Une stratégie de mobilisation
Mélenchon a expliqué que la clé est de mobiliser les électeurs dès le premier tour. « Nous pouvons battre le RN dès le premier tour si les électeurs de gauche se déplacent massivement », a-t-il affirmé. Il a cité des sondages internes montrant que la Nupes (Nouvelle Union populaire écologique et sociale) pourrait arriver en tête dans plusieurs circonscriptions.
Le tribun a également critiqué la politique du gouvernement, qu'il accuse de favoriser l'extrême droite. « Macron est le meilleur allié du RN », a-t-il martelé.
Des critiques internes
Cette déclaration intervient alors que des tensions persistent au sein de la gauche. Certains partenaires de la Nupes, comme le Parti socialiste, ont exprimé des réserves sur la stratégie de Mélenchon. « L'union est fragile, mais nécessaire », a-t-il reconnu, tout en appelant à dépasser les querelles.
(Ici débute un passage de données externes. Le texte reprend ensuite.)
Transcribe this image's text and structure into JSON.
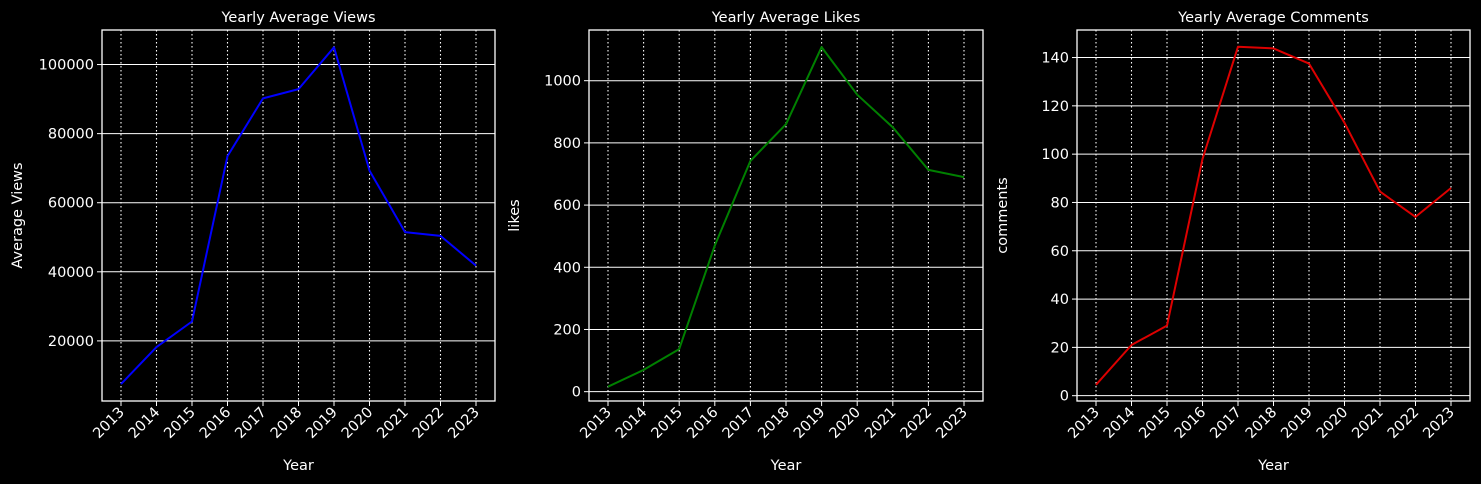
{
  "figure": {
    "background": "#000000",
    "foreground": "#ffffff"
  },
  "chart_data": [
    {
      "type": "line",
      "title": "Yearly Average Views",
      "xlabel": "Year",
      "ylabel": "Average Views",
      "x": [
        "2013",
        "2014",
        "2015",
        "2016",
        "2017",
        "2018",
        "2019",
        "2020",
        "2021",
        "2022",
        "2023"
      ],
      "series": [
        {
          "values": [
            7500,
            18200,
            25600,
            73500,
            90200,
            92900,
            105000,
            69300,
            51500,
            50400,
            41800
          ],
          "color": "#0000ff"
        }
      ],
      "ylim": [
        2600,
        110000
      ],
      "yticks": [
        20000,
        40000,
        60000,
        80000,
        100000
      ],
      "ytick_labels": [
        "20000",
        "40000",
        "60000",
        "80000",
        "100000"
      ],
      "grid": {
        "y": "solid",
        "x": "dotted"
      },
      "xtick_rotation": 45
    },
    {
      "type": "line",
      "title": "Yearly Average Likes",
      "xlabel": "Year",
      "ylabel": "likes",
      "x": [
        "2013",
        "2014",
        "2015",
        "2016",
        "2017",
        "2018",
        "2019",
        "2020",
        "2021",
        "2022",
        "2023"
      ],
      "series": [
        {
          "values": [
            16,
            70,
            137,
            470,
            742,
            860,
            1108,
            955,
            850,
            713,
            690
          ],
          "color": "#008000"
        }
      ],
      "ylim": [
        -30,
        1163
      ],
      "yticks": [
        0,
        200,
        400,
        600,
        800,
        1000
      ],
      "ytick_labels": [
        "0",
        "200",
        "400",
        "600",
        "800",
        "1000"
      ],
      "grid": {
        "y": "solid",
        "x": "dotted"
      },
      "xtick_rotation": 45
    },
    {
      "type": "line",
      "title": "Yearly Average Comments",
      "xlabel": "Year",
      "ylabel": "comments",
      "x": [
        "2013",
        "2014",
        "2015",
        "2016",
        "2017",
        "2018",
        "2019",
        "2020",
        "2021",
        "2022",
        "2023"
      ],
      "series": [
        {
          "values": [
            4.5,
            21,
            29,
            98,
            144.5,
            143.8,
            137.5,
            113,
            84.5,
            74,
            86
          ],
          "color": "#dd0000"
        }
      ],
      "ylim": [
        -2.2,
        151.4
      ],
      "yticks": [
        0,
        20,
        40,
        60,
        80,
        100,
        120,
        140
      ],
      "ytick_labels": [
        "0",
        "20",
        "40",
        "60",
        "80",
        "100",
        "120",
        "140"
      ],
      "grid": {
        "y": "solid",
        "x": "dotted"
      },
      "xtick_rotation": 45
    }
  ]
}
Mélenchon a également évoqué la possibilité d'une cohabitation en cas de victoire de la gauche. « Nous sommes prêts à gouverner, avec un programme clair », a-t-il assuré.
Un contexte électoral tendu
Les législatives anticipées, provoquées par la dissolution de l'Assemblée nationale, se dérouleront dans un climat politique crispé. Le RN, crédité de 30% des intentions de vote, espère remporter une majorité relative. Mélenchon, lui, mise sur un sursaut républicain.
« Si nous atteignons 35% des voix au premier tour, nous pouvons faire basculer le rapport de force », a-t-il calculé. Il a également appelé les électeurs à ne pas se laisser tenter par l'abstention, qui profiterait selon lui à l'extrême droite.